Wild waves have, up to now, been the big­gest ob­sta­cle to the pro­lif­er­a­tion of so­lar farms on the world’s oceans. But a new light­weight con­struc­tion method has as­sisted the de­sign of plat­forms 100 me­tres long that now re­main steady and firmly in place, even in rough con­di­tions.

Pro­fes­sor Markus Haider, from the In­sti­tute for En­ergy Sys­tems and Ther­mo­dy­nam­ics, said: “The key to this is that He­liofloat is sup­ported by open floata­tion de­vices.

“Were a plat­form to be sim­ply mounted onto air-filled, closed con­tain­ers, the de­sign of the con­struc­tion would have to be in­ef­fi­ciently heavy and ro­bust in or­der to be able to with­stand heavy waves.”

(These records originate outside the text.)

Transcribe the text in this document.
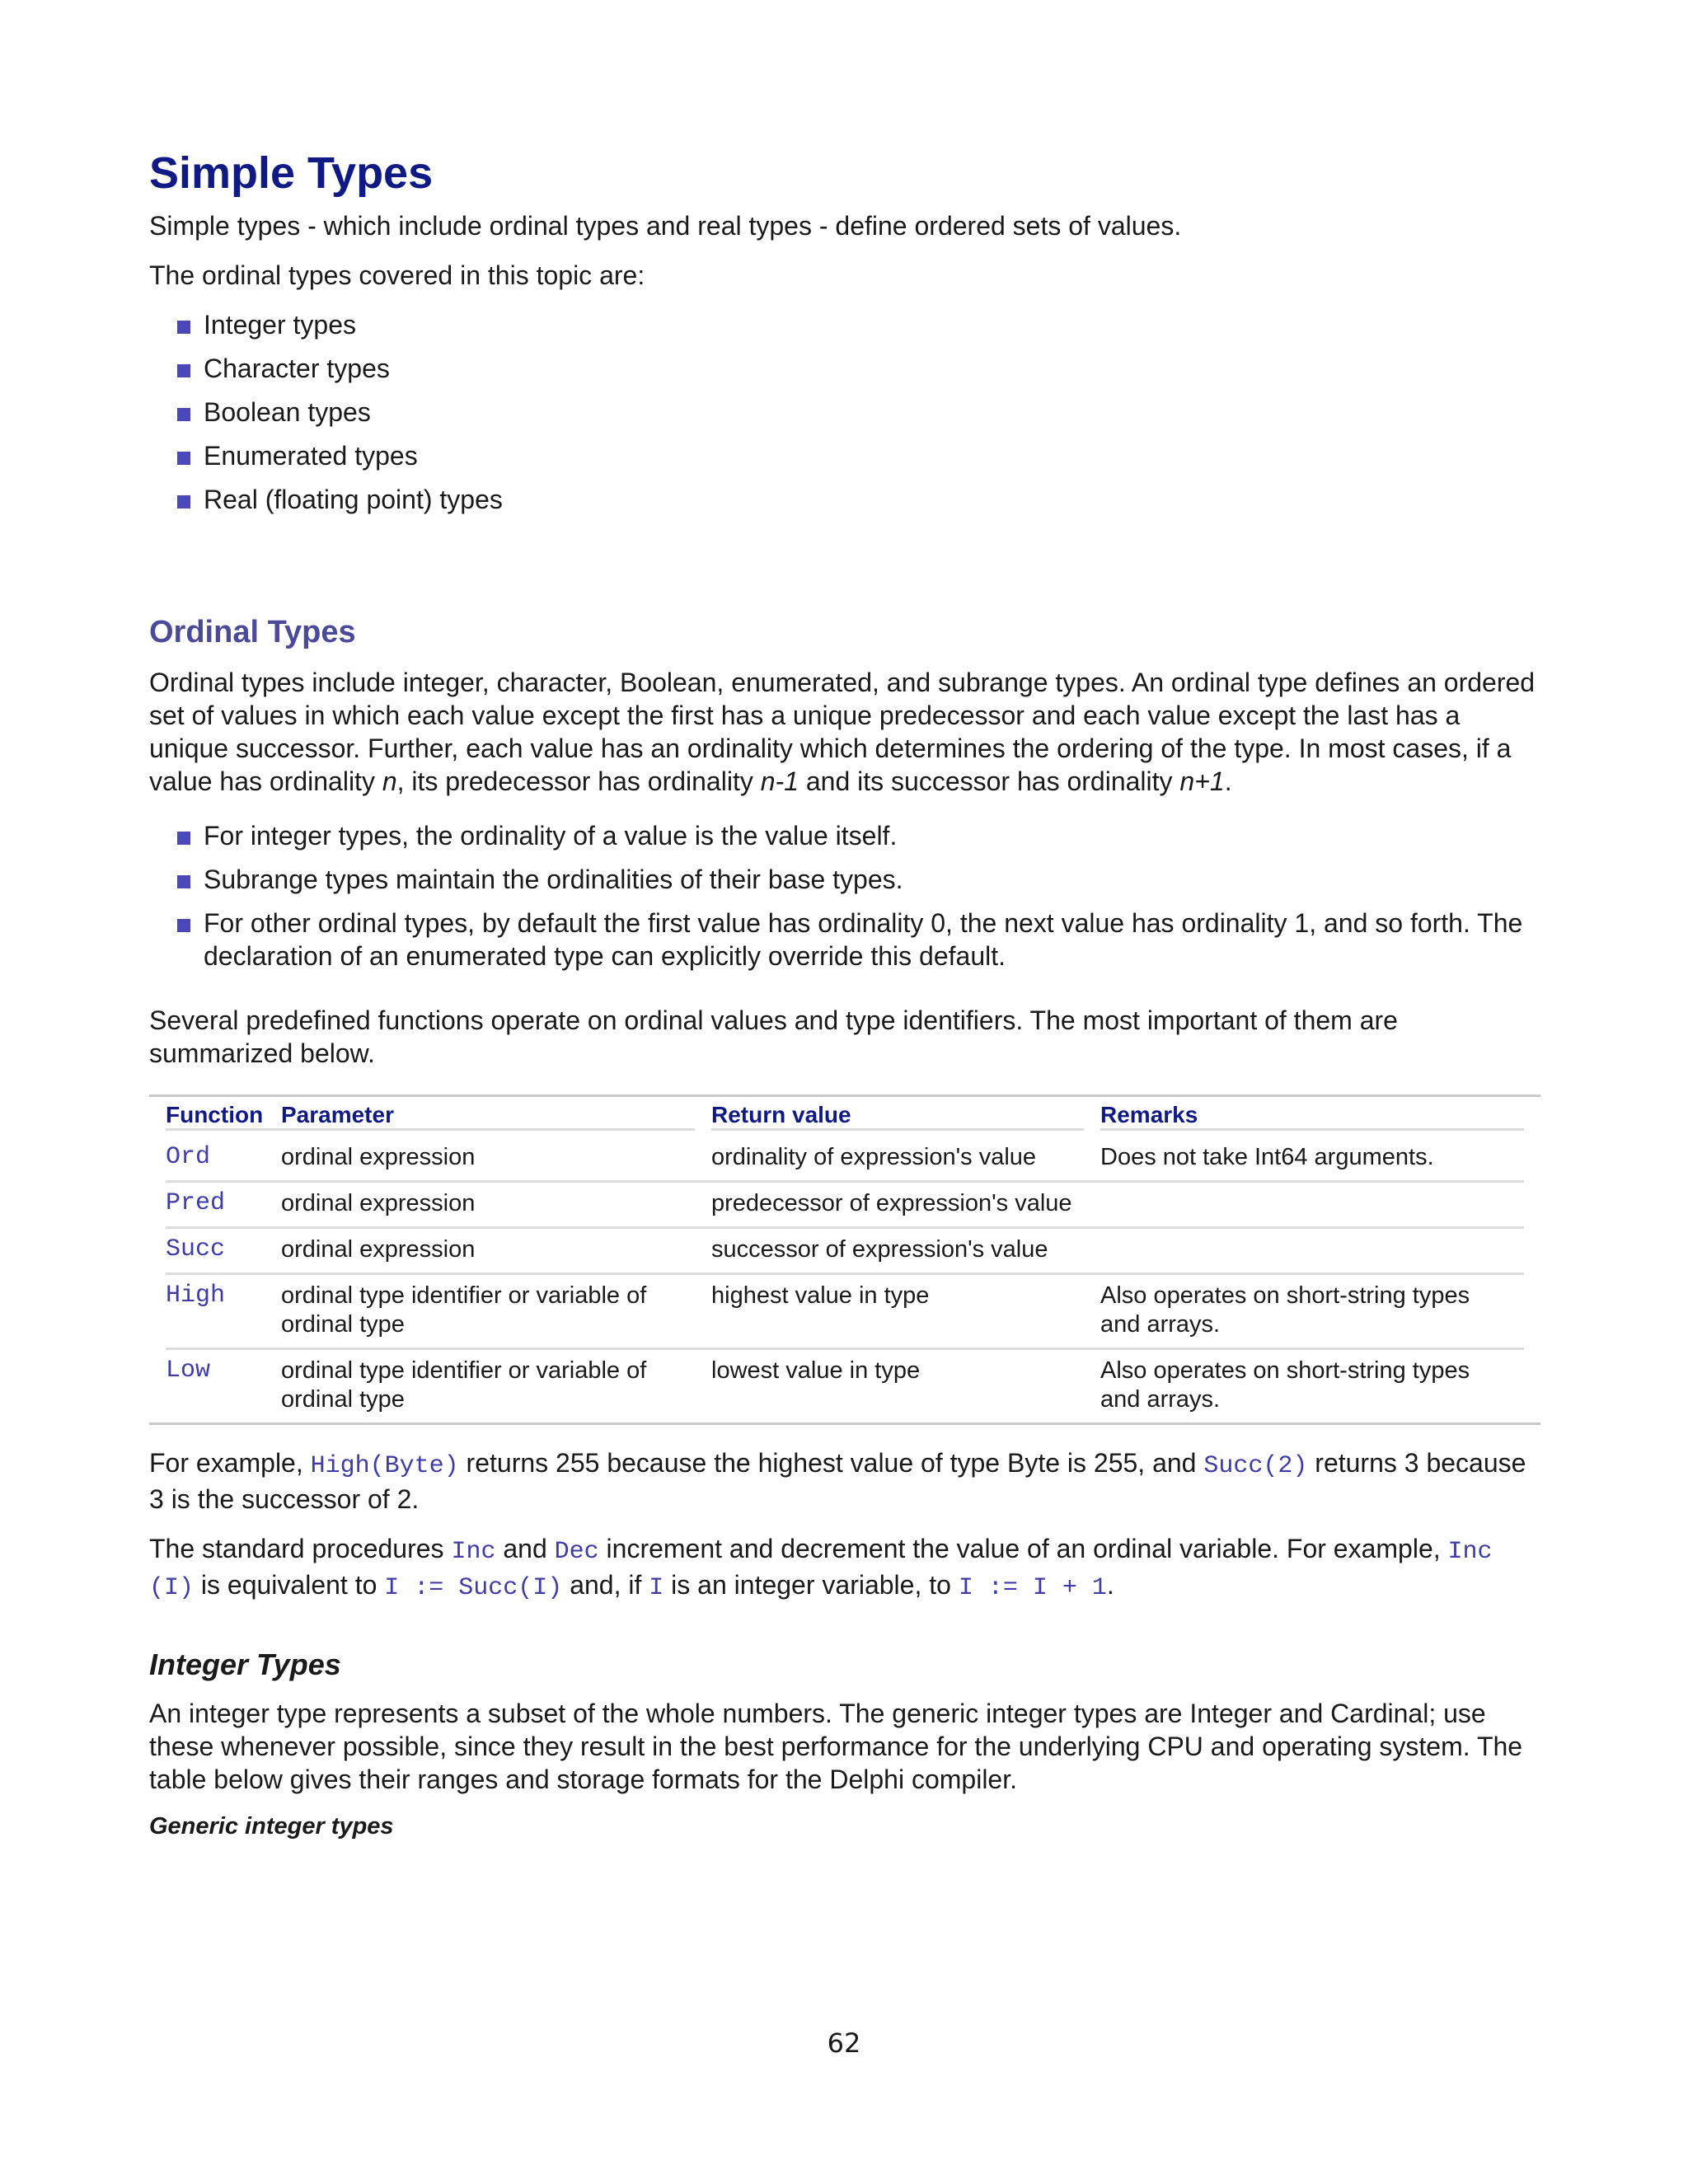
Simple Types

Simple types - which include ordinal types and real types - define ordered sets of values.

The ordinal types covered in this topic are:

Integer types
Character types
Boolean types
Enumerated types
Real (floating point) types
Ordinal Types

Ordinal types include integer, character, Boolean, enumerated, and subrange types. An ordinal type defines an ordered set of values in which each value except the first has a unique predecessor and each value except the last has a unique successor. Further, each value has an ordinality which determines the ordering of the type. In most cases, if a value has ordinality n, its predecessor has ordinality n-1 and its successor has ordinality n+1.

For integer types, the ordinality of a value is the value itself.
Subrange types maintain the ordinalities of their base types.
For other ordinal types, by default the first value has ordinality 0, the next value has ordinality 1, and so forth. The declaration of an enumerated type can explicitly override this default.

Several predefined functions operate on ordinal values and type identifiers. The most important of them are summarized below.

Function	Parameter	Return value	Remarks

Ord	ordinal expression	ordinality of expression's value	Does not take Int64 arguments.

Pred	ordinal expression	predecessor of expression's value	

Succ	ordinal expression	successor of expression's value	

High	ordinal type identifier or variable of ordinal type	highest value in type	Also operates on short-string types and arrays.

Low	ordinal type identifier or variable of ordinal type	lowest value in type	Also operates on short-string types and arrays.

For example, High(Byte) returns 255 because the highest value of type Byte is 255, and Succ(2) returns 3 because 3 is the successor of 2.

The standard procedures Inc and Dec increment and decrement the value of an ordinal variable. For example, Inc (I) is equivalent to I := Succ(I) and, if I is an integer variable, to I := I + 1.

Integer Types

An integer type represents a subset of the whole numbers. The generic integer types are Integer and Cardinal; use these whenever possible, since they result in the best performance for the underlying CPU and operating system. The table below gives their ranges and storage formats for the Delphi compiler.

Generic integer types

62
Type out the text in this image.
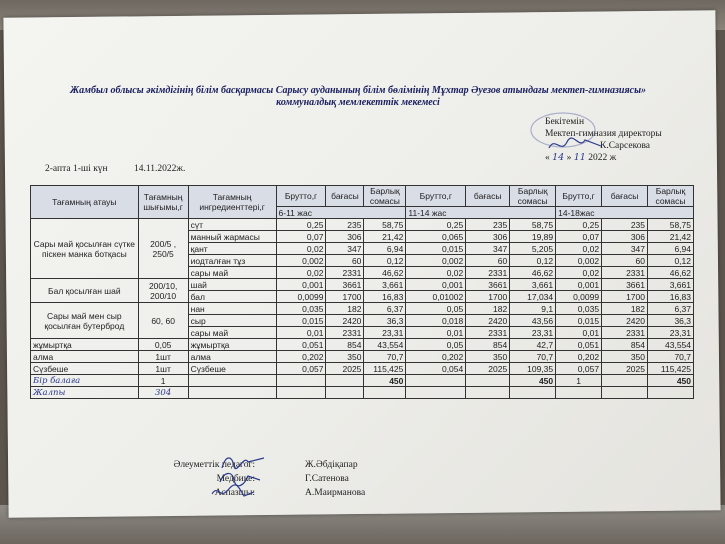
Жамбыл облысы әкімдігінің білім басқармасы Сарысу ауданының білім бөлімінің Мұхтар Әуезов атындағы мектеп-гимназиясы»
коммуналдық мемлекеттік мекемесі
Бекітемін
Мектеп-гимназия директоры
К.Сарсекова
« 14 » 11 2022 ж
2-апта 1-ші күн	14.11.2022ж.
Тағамның атауы	Тағамның шығымы,г	Тағамның ингредиенттері,г	Брутто,г	бағасы	Барлық сомасы	Брутто,г	бағасы	Барлық сомасы	Брутто,г	бағасы	Барлық сомасы
			6-11 жас			11-14 жас			14-18жас		
Сары май қосылған сүтке піскен манка ботқасы	200/5 , 250/5	сүт	0,25	235	58,75	0,25	235	58,75	0,25	235	58,75
		манный жармасы	0,07	306	21,42	0,065	306	19,89	0,07	306	21,42
		қант	0,02	347	6,94	0,015	347	5,205	0,02	347	6,94
		иодталған тұз	0,002	60	0,12	0,002	60	0,12	0,002	60	0,12
		сары май	0,02	2331	46,62	0,02	2331	46,62	0,02	2331	46,62
Бал қосылған шай	200/10, 200/10	шай	0,001	3661	3,661	0,001	3661	3,661	0,001	3661	3,661
		бал	0,0099	1700	16,83	0,01002	1700	17,034	0,0099	1700	16,83
Сары май мен сыр қосылған бутерброд	60, 60	нан	0,035	182	6,37	0,05	182	9,1	0,035	182	6,37
		сыр	0,015	2420	36,3	0,018	2420	43,56	0,015	2420	36,3
		сары май	0,01	2331	23,31	0,01	2331	23,31	0,01	2331	23,31
жұмыртқа	0,05	жұмыртқа	0,051	854	43,554	0,05	854	42,7	0,051	854	43,554
алма	1шт	алма	0,202	350	70,7	0,202	350	70,7	0,202	350	70,7
Сүзбеше	1шт	Сүзбеше	0,057	2025	115,425	0,054	2025	109,35	0,057	2025	115,425
Бір балаға	1				450			450	1		450
Жалпы	304										
Әлеуметтік педагог:	Ж.Әбдіқапар
Медбике:	Г.Сатенова
Аспазшы:	А.Маирманова
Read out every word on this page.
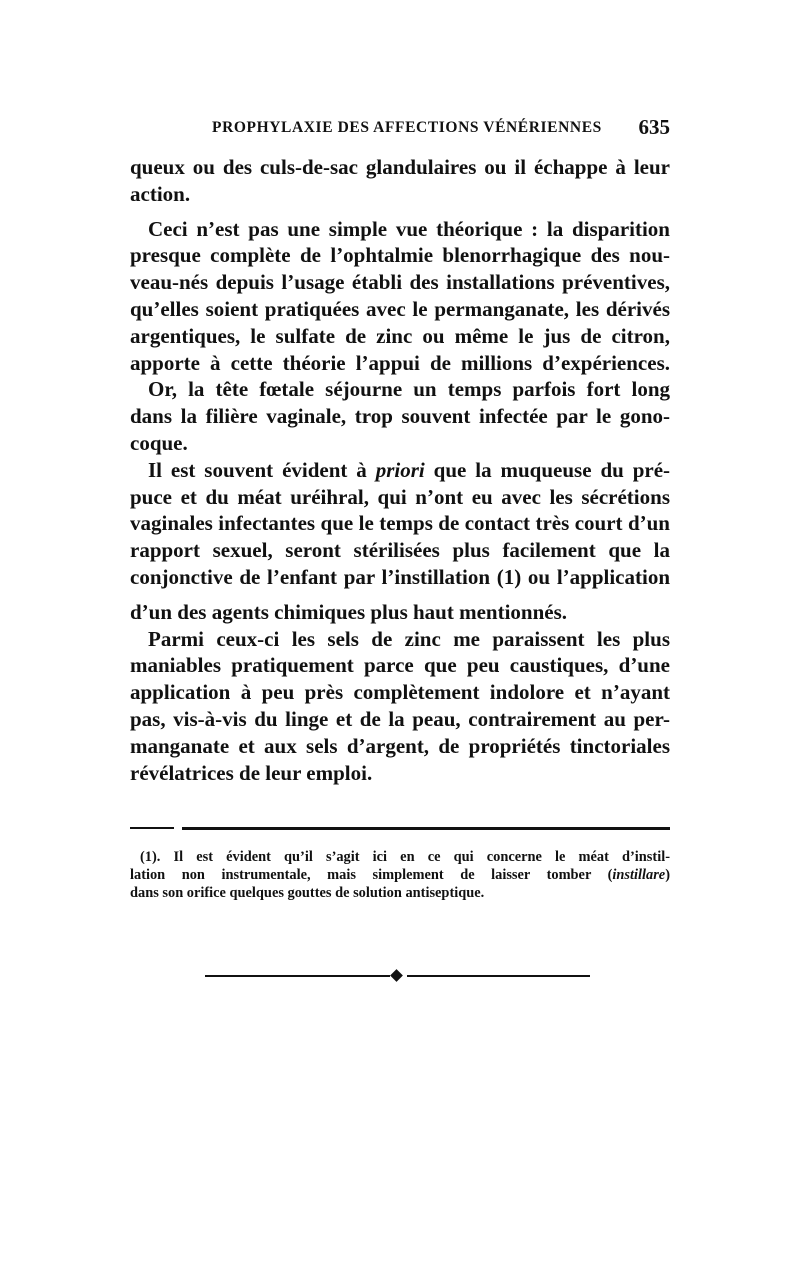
PROPHYLAXIE DES AFFECTIONS VÉNÉRIENNES 635
queux ou des culs-de-sac glandulaires ou il échappe à leur
action.
Ceci n’est pas une simple vue théorique : la disparition
presque complète de l’ophtalmie blenorrhagique des nou-
veau-nés depuis l’usage établi des installations préventives,
qu’elles soient pratiquées avec le permanganate, les dérivés
argentiques, le sulfate de zinc ou même le jus de citron,
apporte à cette théorie l’appui de millions d’expériences.
Or, la tête fœtale séjourne un temps parfois fort long
dans la filière vaginale, trop souvent infectée par le gono-
coque.
Il est souvent évident à priori que la muqueuse du pré-
puce et du méat uréihral, qui n’ont eu avec les sécrétions
vaginales infectantes que le temps de contact très court d’un
rapport sexuel, seront stérilisées plus facilement que la
conjonctive de l’enfant par l’instillation (1) ou l’application
d’un des agents chimiques plus haut mentionnés.
Parmi ceux-ci les sels de zinc me paraissent les plus
maniables pratiquement parce que peu caustiques, d’une
application à peu près complètement indolore et n’ayant
pas, vis-à-vis du linge et de la peau, contrairement au per-
manganate et aux sels d’argent, de propriétés tinctoriales
révélatrices de leur emploi.
(1). Il est évident qu’il s’agit ici en ce qui concerne le méat d’instil-
lation non instrumentale, mais simplement de laisser tomber (instillare)
dans son orifice quelques gouttes de solution antiseptique.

The He­liofloat plat­form is sup­ported by open flota­tion de­vices sim­i­lar to down­ward-fac­ing bar­rels. They are made from a soft, flex­i­ble float­ing ma­te­rial. The up­per sec­tion con­tains air that can­not es­cape, but which comes into di­rect con­tact with the wa­ter be­low. The col­umn of air acts as the pri­mary shock ab­sorber, while the flex­i­ble side walls ab­sorb small, hor­i­zon­tal forces.

This new con­struc­tion method al­lows ar­eas the size of foot­ball fields to be made avail­able on the wa­ter with ease. The re­search team at TU Wien has de­vel­oped con­cepts for har­ness­ing the sun over the wa­ter us­ing pho­to­voltaics and par­a­bolic-shaped mir­rored troughs, while many fur­ther pos­si­ble ap­pli­ca­tions are also be­ing con­sid­ered.

Dr Roland Eisl, Di­rec­tor of He­liofloat GmbH, said: “He­liofloat plat­forms of­fer new pos­si­bil­i­ties for de­sali­na­tion plants and biomass ex­trac­tion pro­cesses for salt wa­ter.

“In hot coun­tries, He­liofloat plat­forms could be utilised to pro­tect lakes against dry­ing up.”